Sharing the love Fractional ownership
DREAM SYNDICATES
Fractional ownership is all the rage in the classic car world – and other alternative investment markets – but what is it and how does it work? Paul Griffin investigates
Photography Sam Chick
WE’VE ALL IMAGINED it: part-owning a Ferrari GTO and blasting down to the coast on our allocated weekend with the car (when it will be street-parked outside our house, naturally). While that can happen to a lesser degree – and we’ll explore your options later – at the hard end of fractional investment in classic cars the benefits are usually a little less tangible. Of course, you will get to casually drop your part-ownership into conversation at every opportunity, and you may even get to gaze at your investment – some groups hold special gatherings for investors, or take them to events – but it’s unlikely that you’ll be driving it down to the local pub any more than the kids of someone with a share in a racehorse will be riding Dobbin at the local gymkhana.
Think of it more as a market-smart investment in a great work of art, with the benefit of a potential return on your outlay. It’s fair to say that fractional ownership won’t suit everybody, and for good reason you will see warnings that the value of investments can go down as well as up. However, the motivating factors are usually simple: returns from the classic car market have been very strong over the past decades, against gold, the FTSE, the housing market and especially against the banks. So if you are going to invest in anything, why not make it something you love? This way of thinking has in some cases nurtured the growth of communities around the investments, elevating the experience way above that of a mere financial transaction.

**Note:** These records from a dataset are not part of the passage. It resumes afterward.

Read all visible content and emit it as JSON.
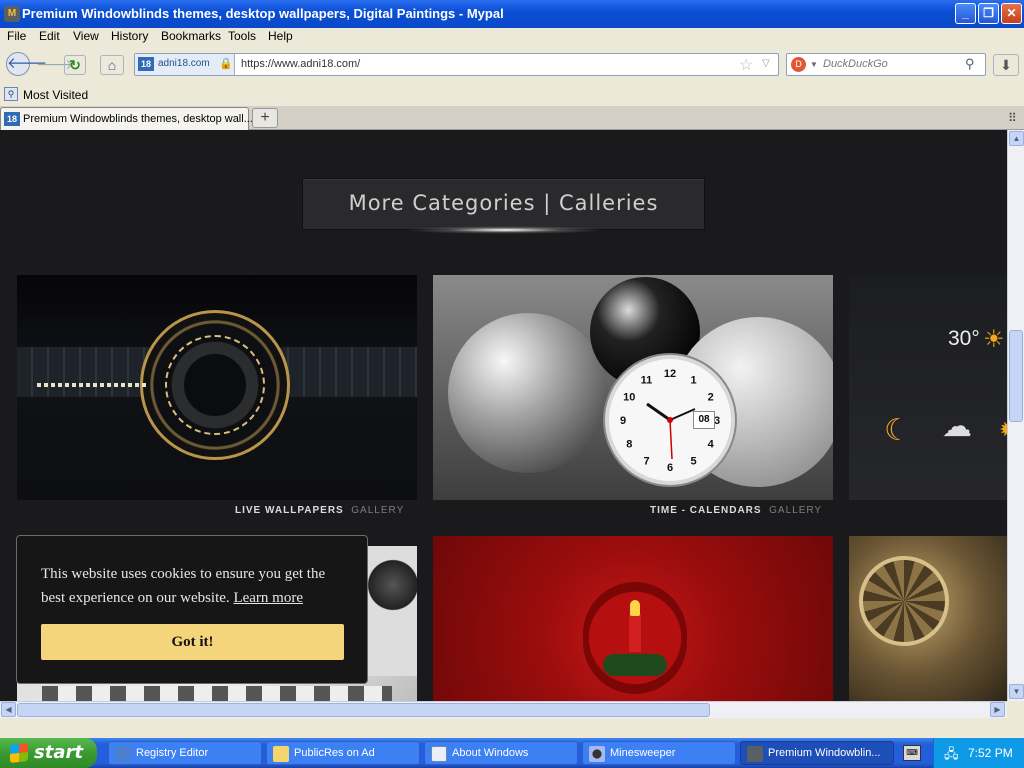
{
  "window": {
    "title": "Premium Windowblinds themes, desktop wallpapers, Digital Paintings - Mypal"
  },
  "menu": [
    "File",
    "Edit",
    "View",
    "History",
    "Bookmarks",
    "Tools",
    "Help"
  ],
  "navbar": {
    "site_id": "adni18.com",
    "url": "https://www.adni18.com/",
    "search_placeholder": "DuckDuckGo"
  },
  "bookmarks": {
    "most_visited": "Most Visited"
  },
  "tabs": [
    {
      "label": "Premium Windowblinds themes, desktop wall..."
    }
  ],
  "page": {
    "category_heading": "More Categories | Calleries",
    "tiles": [
      {
        "title": "LIVE WALLPAPERS",
        "suffix": "GALLERY"
      },
      {
        "title": "TIME - CALENDARS",
        "suffix": "GALLERY"
      }
    ],
    "clock": {
      "numbers": [
        "12",
        "1",
        "2",
        "3",
        "4",
        "5",
        "6",
        "7",
        "8",
        "9",
        "10",
        "11"
      ],
      "date": "08"
    },
    "weather_temp": "30°"
  },
  "cookie": {
    "text": "This website uses cookies to ensure you get the best experience on our website.",
    "link": "Learn more",
    "button": "Got it!"
  },
  "taskbar": {
    "start": "start",
    "items": [
      {
        "label": "Registry Editor",
        "icon": "registry-icon"
      },
      {
        "label": "PublicRes on Ad",
        "icon": "folder-icon"
      },
      {
        "label": "About Windows",
        "icon": "window-icon"
      },
      {
        "label": "Minesweeper",
        "icon": "mine-icon"
      },
      {
        "label": "Premium Windowblin...",
        "icon": "browser-icon"
      }
    ],
    "clock": "7:52 PM"
  },
  "colors": {
    "title_bar": "#0a4fd6",
    "page_background": "#1a1a1c",
    "cookie_button": "#f5d57c",
    "taskbar": "#245edb",
    "start_button": "#3a9a31"
  }
}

Fractional ownership is not a new phenomenon; it has been associated particularly with private jet and property ownership for many years, but it is more recently that classic cars have seen interest in part-ownership develop. Rally first offered a car for fractional ownership in the USA in 2016 and the largest community in the UK is currently TheCarCrowd, which first offered a Peugeot 205 GTI on its platform in 2021. More recently, many new ventures, each with a slightly different business model, have entered the market, creating a surge in interest and options.